Reputation: 613
I am currently working on Podio integration and I have stumbled upon articles which do not give clear answer whether refresh_token expire on its own and what is the exact flow of obtaining new refresh token in such case.
The articles:
Podio Refresh token Expiry - it does not expire (answer from someone who has Podio in user name, quite recent)

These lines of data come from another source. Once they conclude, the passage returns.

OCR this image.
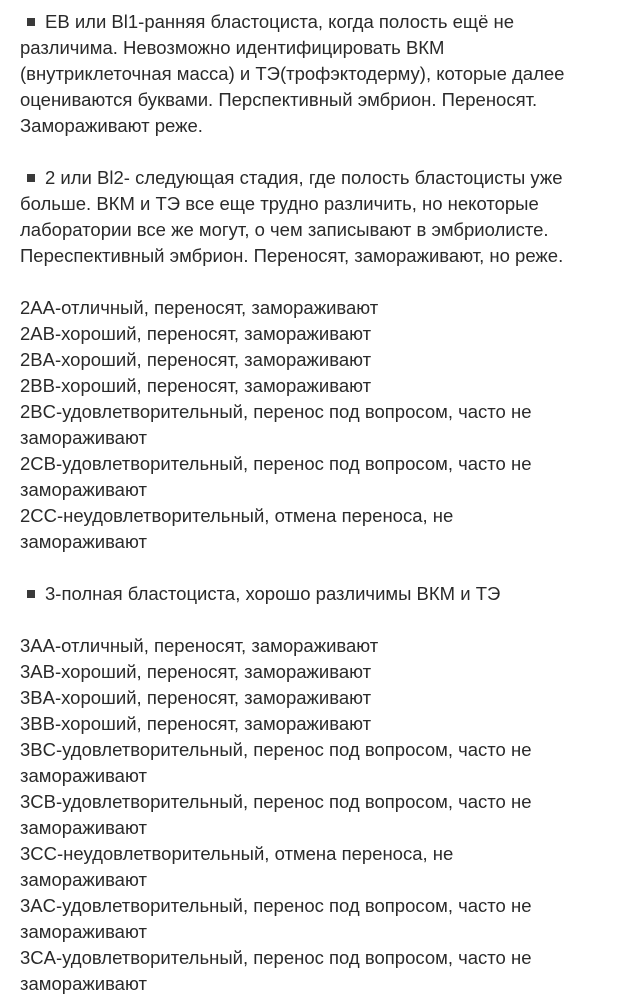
ЕВ или Bl1-ранняя бластоциста, когда полость ещё не
различима. Невозможно идентифицировать ВКМ
(внутриклеточная масса) и ТЭ(трофэктодерму), которые далее
оцениваются буквами. Перспективный эмбрион. Переносят.
Замораживают реже.

2 или Bl2- следующая стадия, где полость бластоцисты уже
больше. ВКМ и ТЭ все еще трудно различить, но некоторые
лаборатории все же могут, о чем записывают в эмбриолисте.
Переспективный эмбрион. Переносят, замораживают, но реже.

2AA-отличный, переносят, замораживают
2AB-хороший, переносят, замораживают
2BA-хороший, переносят, замораживают
2BB-хороший, переносят, замораживают
2BC-удовлетворительный, перенос под вопросом, часто не
замораживают
2CB-удовлетворительный, перенос под вопросом, часто не
замораживают
2CC-неудовлетворительный, отмена переноса, не
замораживают

3-полная бластоциста, хорошо различимы ВКМ и ТЭ

3AA-отличный, переносят, замораживают
3AB-хороший, переносят, замораживают
3BA-хороший, переносят, замораживают
3BB-хороший, переносят, замораживают
3BC-удовлетворительный, перенос под вопросом, часто не
замораживают
3CB-удовлетворительный, перенос под вопросом, часто не
замораживают
3CC-неудовлетворительный, отмена переноса, не
замораживают
3AC-удовлетворительный, перенос под вопросом, часто не
замораживают
3CA-удовлетворительный, перенос под вопросом, часто не
замораживают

https://help.podio.com/hc/en-us/community/posts/206669587-Get-new-refresh-token - it expires, you get it as a part of response but not rly? There is some discussion with no conclusion
I am asking this because I worked with a lot of services and OAuth implementations, but its the first time that refresh token is actually getting invalidated. So if 28 days pass then user has to reauthenticate? Or just a token is invalidated but "grant" still exists? I have to say it's quite confusing, because I'm used to approach grant == refresh token, but I understand its withih the OAuth specs. Also we just want to store refresh token in db. I'd love to test it, but I don't want to wait 28 days.

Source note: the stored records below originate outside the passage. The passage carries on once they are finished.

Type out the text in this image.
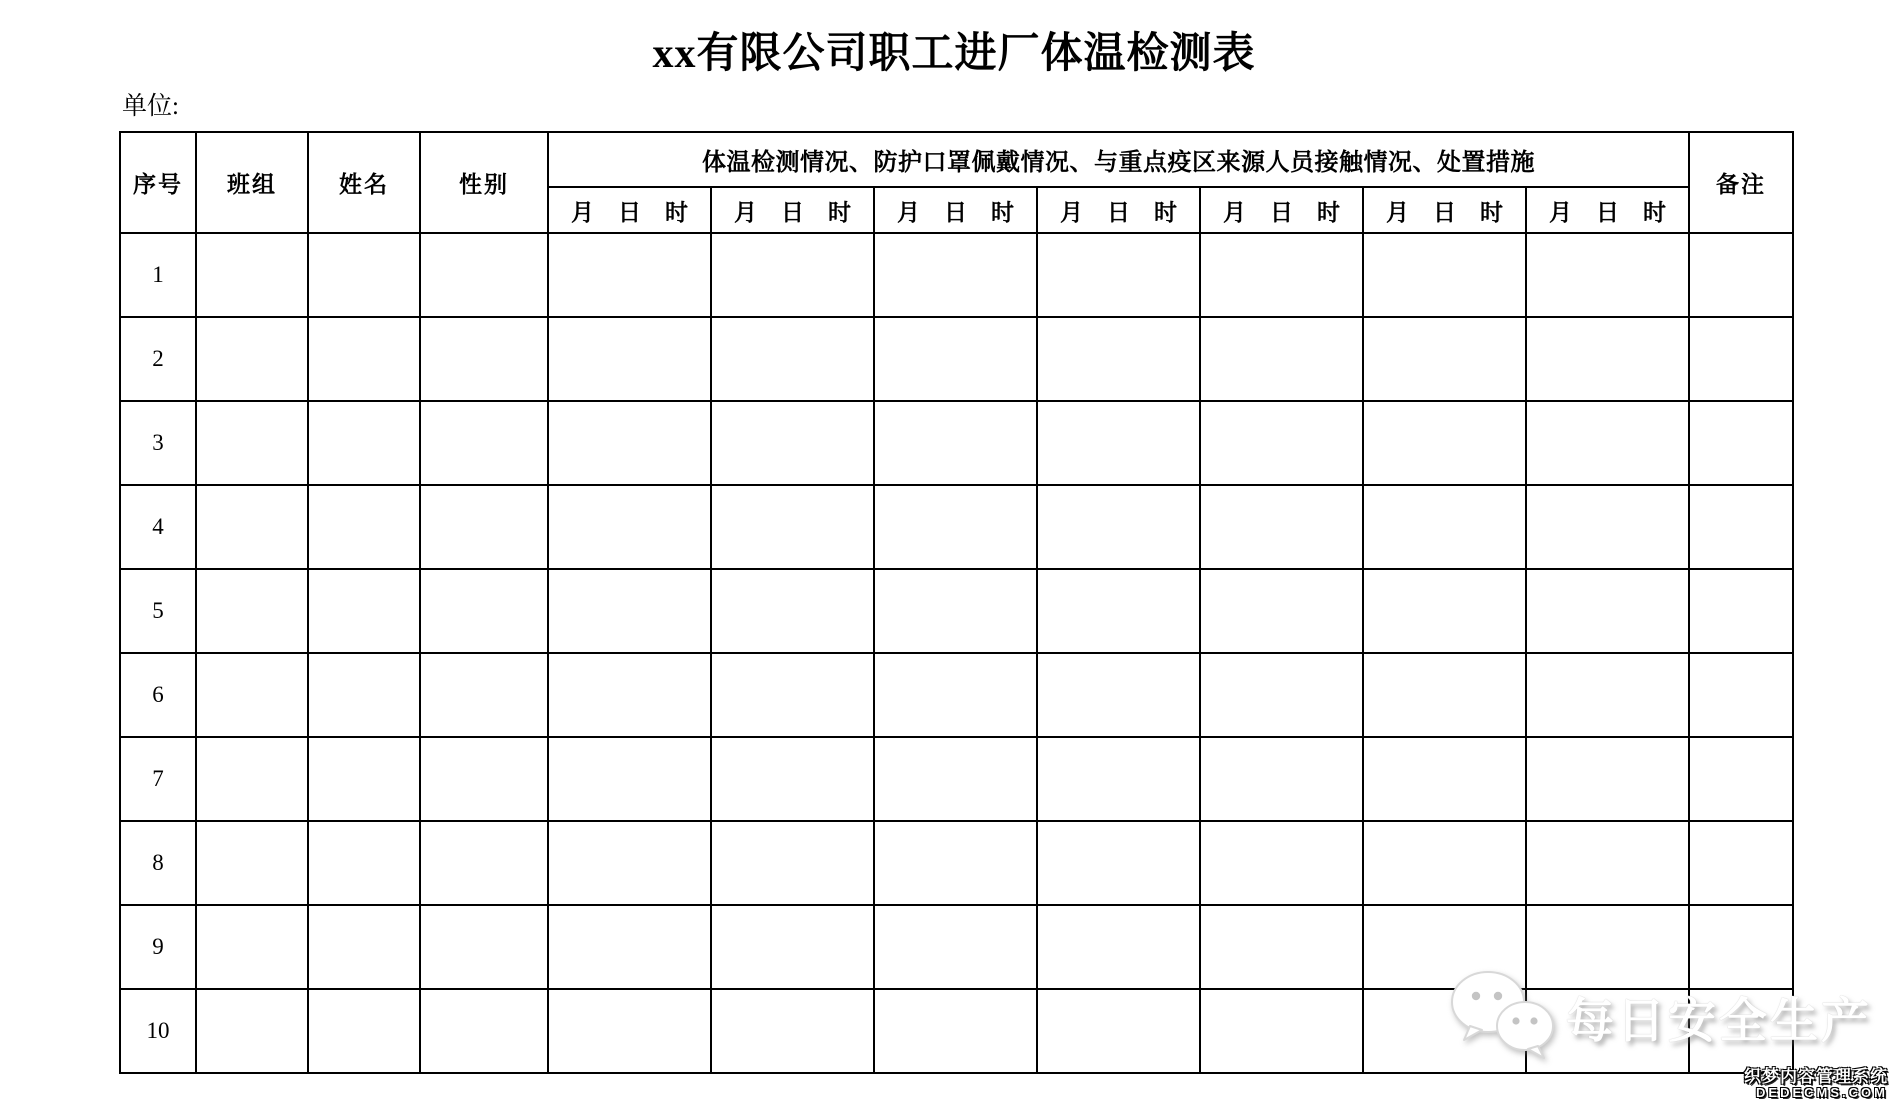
xx有限公司职工进厂体温检测表
单位:
序号	班组	姓名	性别	体温检测情况、防护口罩佩戴情况、与重点疫区来源人员接触情况、处置措施							备注

				月 日 时	月 日 时	月 日 时	月 日 时	月 日 时	月 日 时	月 日 时	

1											
2											
3											
4											
5											
6											
7											
8											
9											
10												每日安全生产
织梦内容管理系统
DEDECMS.COM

The docs do not state clearly what is the lifespan of refresh token.
I'd love someone from Podio to give clear answer about this. Do refresh tokens expire, is it only when there is total inactivity (no api calls) or just fixed amount, and in what cases (inactivity or time passed), what is the exact flow of getting refresh token and does it require user reauthentication?
Upvotes: 1
Views: 521
Reputation: 348
There are two parts at play here, the access token and the refresh token.
The access token expires after the interval specified via the expires_in attribute.

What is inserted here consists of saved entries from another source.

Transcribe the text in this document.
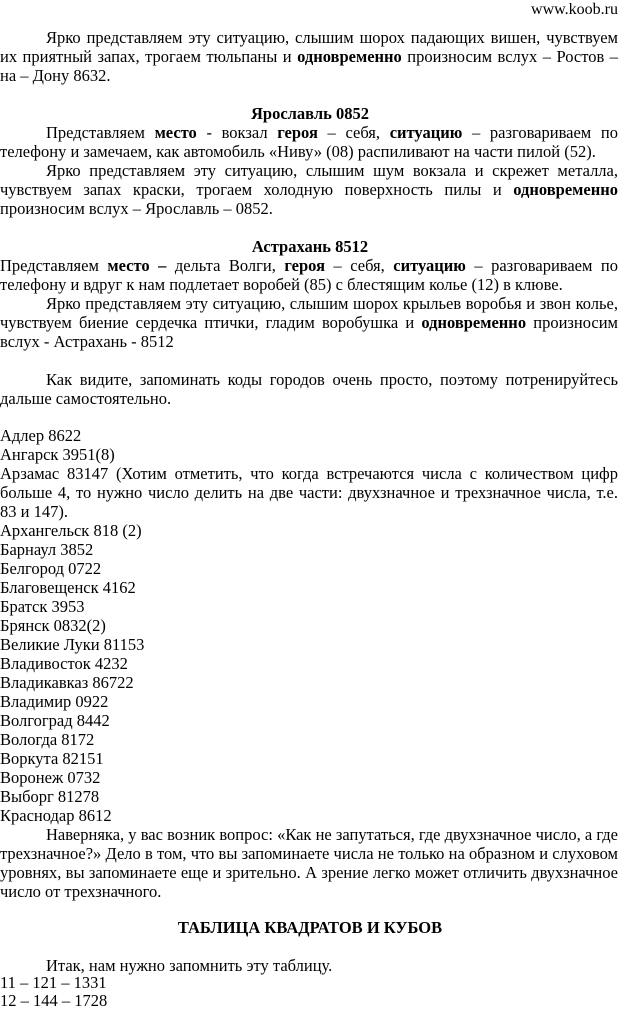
www.koob.ru
Ярко представляем эту ситуацию, слышим шорох падающих вишен, чувствуем их приятный запах, трогаем тюльпаны и одновременно произносим вслух – Ростов – на – Дону 8632.
Ярославль 0852
Представляем место - вокзал героя – себя, ситуацию – разговариваем по телефону и замечаем, как автомобиль «Ниву» (08) распиливают на части пилой (52).
Ярко представляем эту ситуацию, слышим шум вокзала и скрежет металла, чувствуем запах краски, трогаем холодную поверхность пилы и одновременно произносим вслух – Ярославль – 0852.
Астрахань 8512
Представляем место – дельта Волги, героя – себя, ситуацию – разговариваем по телефону и вдруг к нам подлетает воробей (85) с блестящим колье (12) в клюве.
Ярко представляем эту ситуацию, слышим шорох крыльев воробья и звон колье, чувствуем биение сердечка птички, гладим воробушка и одновременно произносим вслух - Астрахань - 8512
Как видите, запоминать коды городов очень просто, поэтому потренируйтесь дальше самостоятельно.
Адлер 8622
Ангарск 3951(8)
Арзамас 83147 (Хотим отметить, что когда встречаются числа с количеством цифр больше 4, то нужно число делить на две части: двухзначное и трехзначное числа, т.е. 83 и 147).
Архангельск 818 (2)
Барнаул 3852
Белгород 0722
Благовещенск 4162
Братск 3953
Брянск 0832(2)
Великие Луки 81153
Владивосток 4232
Владикавказ 86722
Владимир 0922
Волгоград 8442
Вологда 8172
Воркута 82151
Воронеж 0732
Выборг 81278
Краснодар 8612
Наверняка, у вас возник вопрос: «Как не запутаться, где двухзначное число, а где трехзначное?» Дело в том, что вы запоминаете числа не только на образном и слуховом уровнях, вы запоминаете еще и зрительно. А зрение легко может отличить двухзначное число от трехзначного.
ТАБЛИЦА КВАДРАТОВ И КУБОВ
Итак, нам нужно запомнить эту таблицу.
11 – 121 – 1331
12 – 144 – 1728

The refresh token can expire if unused for longer than 28 days. Each time you use the refresh token to request a new access token, the timer resets and you have another 28 days before the refresh token expires. If you regularly obtain new access tokens within the 28-day period you can hypothetically use the same refresh token indefinitely.
Example HTTP request to obtain an initial access token and refresh token (values redacted with asterisks):
POST /oauth/token HTTP/1.1
Host: podio.com
Content-Type: application/x-www-form-urlencoded
Cache-Control: no-cache
grant_type=password&username=******&password=******&client_id=******&client_secret=******
Response Body:
{
"access_token": "******9c2",
"expires_in": 28800,
"token_type": "bearer",
"scope": "global:all",
"ref": {
"type": "user",
"id": ******
},
"refresh_token": "******04a"
}
Example request to obtain a new access token (uses the same refresh token):
Note: Any extra whitespace characters in the request body can cause issues. This is an issue I bumped into as I was experimenting.
Request:
POST /oauth/token HTTP/1.1
Host: api.podio.com
Content-Type: application/x-www-form-urlencoded
Cache-Control: no-cache
grant_type=refresh_token&client_id=******&client_secret=******&refresh_token=******04a
Response Body:
{
"access_token": "******676",
"expires_in": 28800,
"token_type": "bearer",
"scope": "global:all",
"ref": {
"type": "user",
"id": ******
},
"refresh_token": "******04a"
}
It's important to note that the value of the refresh token doesn't change and can be used repeatedly to obtain new access tokens.
TL;DR - If you don't use the refresh token it expires after 28 days. Whenever you use the refresh token to obtain a new access token the expiration timer for the refresh token resets.